彼女は携帯端末にちらりと視線を落とし、映像の更新を待った。

時間だけが過ぎ、いまだ知らせはない。

昨夜の薬が、強すぎたのだろうか。

映像さえ手に入れば、アメリアが戻った途端にマルティネス家から追い出せる。

「田舎で育った子は、やっぱり礼儀がなっていない」メイベルは吐き捨てるように言い、晩餐会場へ大股で向かった。「今すぐ探しなさい。正午までに戻らなければ、マルティネス家はあの子を孫として認めない」

「認める気がないのなら、どうしてわざわざ連れ戻したの?」

冷たい声が、少し離れたところから響いた。

近づいてくる人影に、皆が凍りついたように見つめる。

メイベルでさえ息をのんだ。あまりにも似ている――亡き娘、アヴァ・マルティネスに。

一族の視線が一斉にアメリアへ突き刺さり、場は呆然とした沈黙に包まれた。

メイベルに、こんな口を利く者などいなかった。

「あなたがアメリアなの?」メイベルは足早に歩み寄り、頭のてっぺんからつま先まで値踏みするように見た。

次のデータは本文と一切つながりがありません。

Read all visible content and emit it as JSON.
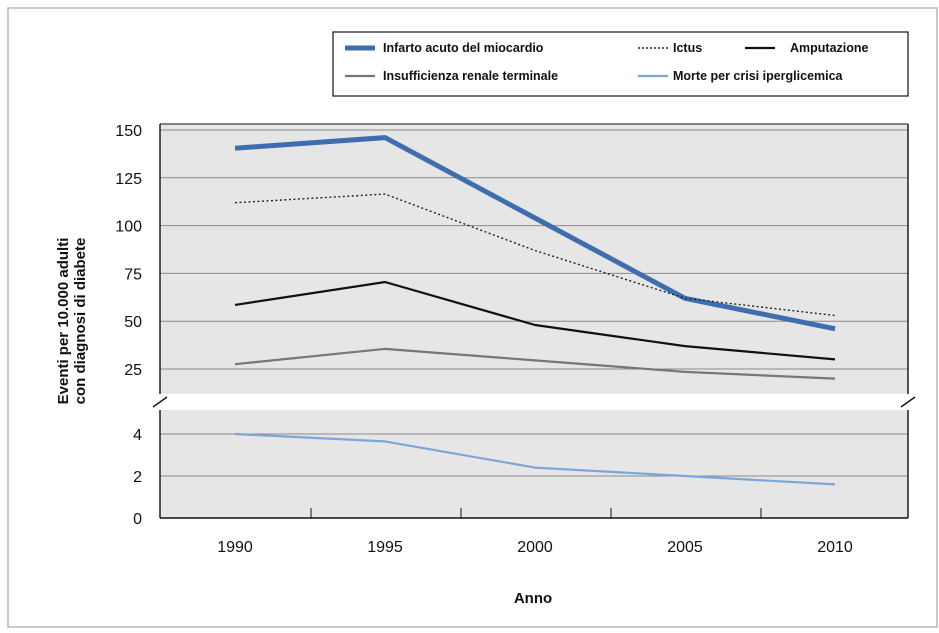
{
  "chart_data": {
    "type": "line",
    "xlabel": "Anno",
    "ylabel_lines": [
      "Eventi per 10.000 adulti",
      "con diagnosi di diabete"
    ],
    "categories": [
      "1990",
      "1995",
      "2000",
      "2005",
      "2010"
    ],
    "y_axis_upper": {
      "ticks": [
        25,
        50,
        75,
        100,
        125,
        150
      ],
      "range": [
        15,
        150
      ]
    },
    "y_axis_lower": {
      "ticks": [
        0,
        2,
        4
      ],
      "range": [
        0,
        4.5
      ]
    },
    "broken_axis": true,
    "grid": true,
    "legend_position": "top-right",
    "series": [
      {
        "name": "Infarto acuto del miocardio",
        "values": [
          140.5,
          146,
          104,
          62,
          46
        ],
        "panel": "upper",
        "color": "#3e6eae",
        "style": "solid",
        "width": 5
      },
      {
        "name": "Ictus",
        "values": [
          112,
          116.5,
          87,
          62,
          53
        ],
        "panel": "upper",
        "color": "#222222",
        "style": "dotted",
        "width": 1.4
      },
      {
        "name": "Amputazione",
        "values": [
          58.5,
          70.5,
          48,
          37,
          30
        ],
        "panel": "upper",
        "color": "#111111",
        "style": "solid",
        "width": 2.2
      },
      {
        "name": "Insufficienza renale terminale",
        "values": [
          27.5,
          35.5,
          29.5,
          23.5,
          20
        ],
        "panel": "upper",
        "color": "#777777",
        "style": "solid",
        "width": 2.2
      },
      {
        "name": "Morte per crisi iperglicemica",
        "values": [
          4.0,
          3.65,
          2.4,
          2.0,
          1.6
        ],
        "panel": "lower",
        "color": "#7ba6d7",
        "style": "solid",
        "width": 2.2
      }
    ]
  }
}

アメリアの顔は硬かった。三か月前、見知らぬ者たちが家に押し入り、彼女はエメラルド・シティの名門マルティネス家の後継者だと言い張った。礼儀作法を叩き込むために連れ出され、そして都会へ――家族との胸を打つ再会を、彼女は信じていた。

だが到着するより先に、彼女は薬を盛られた。信じていた誰かに裏切られて。

血のつながりがあっても、忠誠を保証するものではないのだ。